Sphenoid wing meningiomas, or ridge meningiomas, are the most common of the basal meningiomas.
This anterior skull base meningioma has a relative incidence of 17%.
This tumor usually arises from the lesser wing of the sphenoid bone.
Cushing and Eisenhardt were the first to describe sphenoid wing meningiomas in detail, categorizing globoid tumors into 3 groups: 1) medial; 2) middle; and 3) lateral.
Tumors found in the external third of the sphenoid are of two types: en-plaque and globoid meningiomas.
Patients with globoid meningiomas often present only with signs of increased intracranial pressure. This leads to various other symptoms including headache and a swollen optic disc.
Following the physical exam, the diagnosis is confirmed with neuro-imaging. Either a head CT or MRI with contrast such as gadolinium is useful, as meningiomas often show homogenous enhancement. Angiography looking for signs like stretched arteries may be used to supplement evaluation of vascular involvement and to determine whether embolization would be helpful if surgery is being considered.
On MRI imaging, T1- and T2-weighted sequences have variable signal intensity, but they enhance intensely and homogeneously after injection of gadolinium. They also tend to exhibit hyperostosis and calcifications which can be seen on either CT or MRI imaging. Additionally, the presence of a dural extension (also known as a dural tail) is helpful in distinguishing a meningioma from fibrous dysplasia
The differential diagnosis for sphenoid wing meningioma includes other types of tumors such as optic nerve sheath meningioma, cranial osteosarcoma, metastases, and also sarcoidosis.

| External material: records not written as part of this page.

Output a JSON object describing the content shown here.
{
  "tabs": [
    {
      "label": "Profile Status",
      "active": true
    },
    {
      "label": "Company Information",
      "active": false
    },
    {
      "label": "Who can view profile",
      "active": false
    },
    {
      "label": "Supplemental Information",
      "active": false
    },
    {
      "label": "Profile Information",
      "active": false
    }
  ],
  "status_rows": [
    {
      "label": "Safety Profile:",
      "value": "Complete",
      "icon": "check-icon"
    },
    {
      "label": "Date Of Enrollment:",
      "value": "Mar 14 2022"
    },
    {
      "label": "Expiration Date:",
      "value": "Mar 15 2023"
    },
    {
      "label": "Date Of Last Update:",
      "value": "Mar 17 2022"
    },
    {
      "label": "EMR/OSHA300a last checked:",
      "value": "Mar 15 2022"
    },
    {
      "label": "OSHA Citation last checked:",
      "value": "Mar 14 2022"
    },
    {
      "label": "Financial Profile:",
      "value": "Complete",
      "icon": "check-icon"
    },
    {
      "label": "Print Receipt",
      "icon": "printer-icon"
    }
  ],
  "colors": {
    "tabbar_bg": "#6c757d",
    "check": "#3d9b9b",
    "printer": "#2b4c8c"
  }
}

Endo et al. report the utility of a pulsed water jet device in meningioma surgery. The presented case is that of a 61-year-old woman with left visual disturbance. MRI demonstrated heterogeneously enhanced mass with intratumoral hemorrhage, indicating sphenoid ridge meningioma on her left side. The tumor invaded the cavernous sinus and left optic canal, engulfing the internal carotid artery in the carotid cistern and encased middle cerebral arteries. During the operation, the pulsed water jet device was useful for dissecting the tumor away from the arteries since it was safe in light of preserving parent arteries. The jet did not cause any vascular injury and did not induce vasospasm as shown by postoperative symptomatology and MRIs. With the aid of pulsed water jet, we could achieve total resection of the tumor except for the piece within the cavernous sinus. The patient had no new neurological deficits after the operation 1).